"Everyone who is born holds dual citizenship, in the kingdom of the well and in the kingdom of the sick. Although we all prefer to use only the good passport, sooner or later each of us is obliged, at least for a spell, to identify ourselves as citizens of that other place." — Susan Sontag*
In her work Invisible, Janneth Gil explores what it means to be of the kingdom of the sick, "that other place." Rather than be bound by the borders of one or the other, Gil searches for the spaces in between wellbeing and sickness that cannot be so simply stereotyped into a dichotomy.
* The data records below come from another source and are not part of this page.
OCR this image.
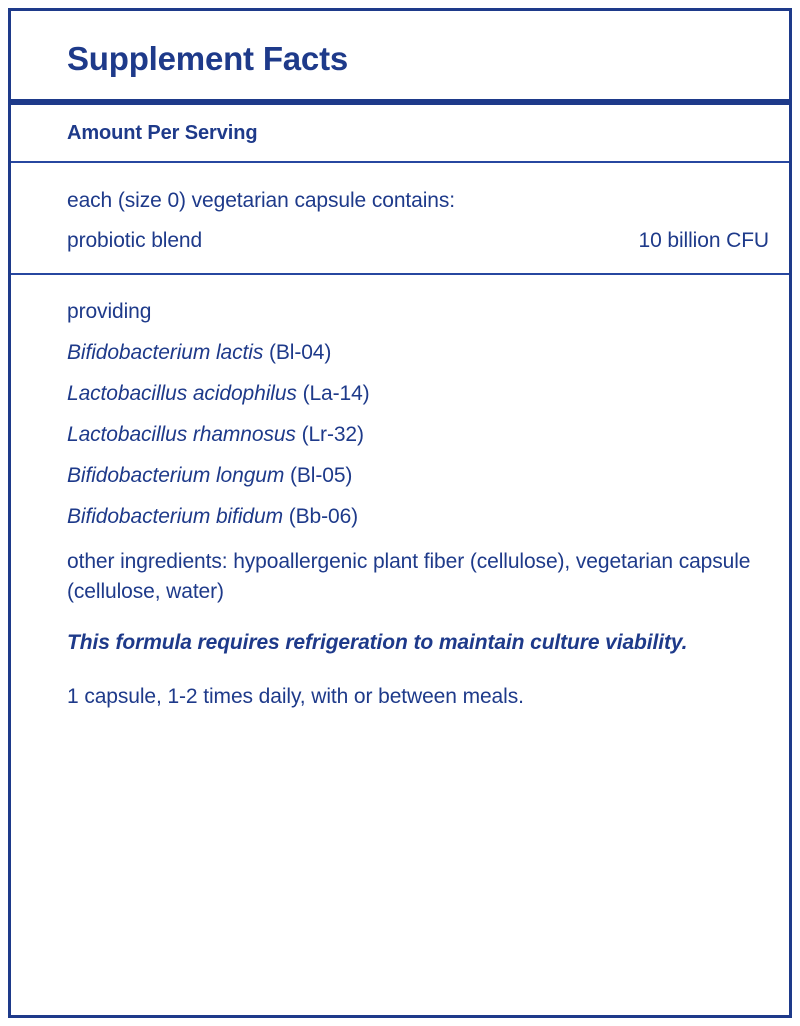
Supplement Facts
Amount Per Serving
each (size 0) vegetarian capsule contains:
probiotic blend	10 billion CFU
providing
Bifidobacterium lactis (Bl-04)
Lactobacillus acidophilus (La-14)
Lactobacillus rhamnosus (Lr-32)
Bifidobacterium longum (Bl-05)
Bifidobacterium bifidum (Bb-06)
other ingredients: hypoallergenic plant fiber (cellulose), vegetarian capsule (cellulose, water)
This formula requires refrigeration to maintain culture viability.
1 capsule, 1-2 times daily, with or between meals.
Gil utilizes photography that documents the numerous medical procedures and treatments required to manage the rare, life-threatening, chronic, and disabling conditions that are part of her life. However, she resists romanticizing or dramatizing the experiences and instead chooses to focus on making the invisible visible.
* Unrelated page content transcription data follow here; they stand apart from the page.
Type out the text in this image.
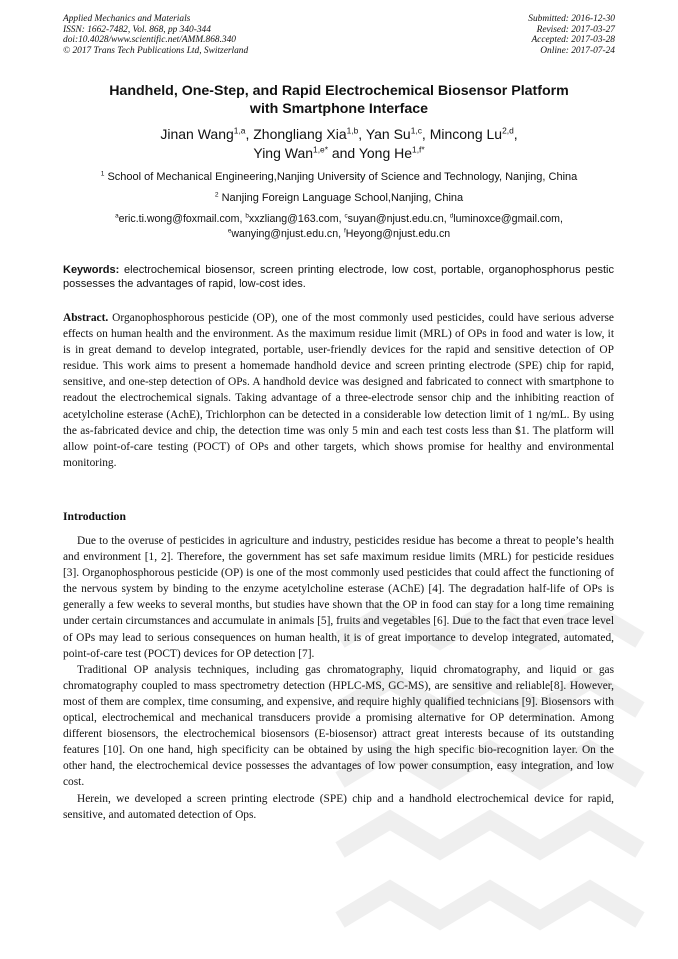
Applied Mechanics and Materials
ISSN: 1662-7482, Vol. 868, pp 340-344
doi:10.4028/www.scientific.net/AMM.868.340
© 2017 Trans Tech Publications Ltd, Switzerland
Submitted: 2016-12-30
Revised: 2017-03-27
Accepted: 2017-03-28
Online: 2017-07-24
Handheld, One-Step, and Rapid Electrochemical Biosensor Platform
with Smartphone Interface
Jinan Wang$^{1,a}$, Zhongliang Xia$^{1,b}$, Yan Su$^{1,c}$, Mincong Lu$^{2,d}$,
Ying Wan$^{1,e*}$ and Yong $He^{1,f*}$
$^1$ School of Mechanical Engineering,Nanjing University of Science and Technology, Nanjing, China
$^2$ Nanjing Foreign Language School,Nanjing, China
$^a$eric.ti.wong@foxmail.com, $^b$xxzliang@163.com, $^c$suyan@njust.edu.cn, $^d$luminoxce@gmail.com,
$^e$wanying@njust.edu.cn, $^f$Heyong@njust.edu.cn
Keywords: electrochemical biosensor, screen printing electrode, low cost, portable, organophosphorus pestic possesses the advantages of rapid, low-cost ides.
Abstract. Organophosphorous pesticide (OP), one of the most commonly used pesticides, could have serious adverse effects on human health and the environment. As the maximum residue limit (MRL) of OPs in food and water is low, it is in great demand to develop integrated, portable, user-friendly devices for the rapid and sensitive detection of OP residue. This work aims to present a homemade handhold device and screen printing electrode (SPE) chip for rapid, sensitive, and one-step detection of OPs. A handhold device was designed and fabricated to connect with smartphone to readout the electrochemical signals. Taking advantage of a three-electrode sensor chip and the inhibiting reaction of acetylcholine esterase (AchE), Trichlorphon can be detected in a considerable low detection limit of 1 ng/mL. By using the as-fabricated device and chip, the detection time was only 5 min and each test costs less than $1. The platform will allow point-of-care testing (POCT) of OPs and other targets, which shows promise for healthy and environmental monitoring.
Introduction

Due to the overuse of pesticides in agriculture and industry, pesticides residue has become a threat to people’s health and environment [1, 2]. Therefore, the government has set safe maximum residue limits (MRL) for pesticide residues [3]. Organophosphorous pesticide (OP) is one of the most commonly used pesticides that could affect the functioning of the nervous system by binding to the enzyme acetylcholine esterase (AChE) [4]. The degradation half-life of OPs is generally a few weeks to several months, but studies have shown that the OP in food can stay for a long time remaining under certain circumstances and accumulate in animals [5], fruits and vegetables [6]. Due to the fact that even trace level of OPs may lead to serious consequences on human health, it is of great importance to develop integrated, automated, point-of-care test (POCT) devices for OP detection [7].

Traditional OP analysis techniques, including gas chromatography, liquid chromatography, and liquid or gas chromatography coupled to mass spectrometry detection (HPLC-MS, GC-MS), are sensitive and reliable[8]. However, most of them are complex, time consuming, and expensive, and require highly qualified technicians [9]. Biosensors with optical, electrochemical and mechanical transducers provide a promising alternative for OP determination. Among different biosensors, the electrochemical biosensors (E-biosensor) attract great interests because of its outstanding features [10]. On one hand, high specificity can be obtained by using the high specific bio-recognition layer. On the other hand, the electrochemical device possesses the advantages of low power consumption, easy integration, and low cost.

Herein, we developed a screen printing electrode (SPE) chip and a handhold electrochemical device for rapid, sensitive, and automated detection of Ops.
Images reduced to abstraction become a metaphor of her own body's objectification and dissection throughout her medical journey and, juxtaposed with human forms, they signal her discovery of creative ways to adapt to new normalities.
As a body of work, Invisible aims to foster resilience, the artist's own, as well as that of others, and transform ideas of healing away from fixed mindsets, towards growth and towards accepting our bodies as idiosyncratic and beautifully imperfect.
Invisible also amplifies the voices of the ill, especially of those whose voices get forgotten in the rush of the status quo.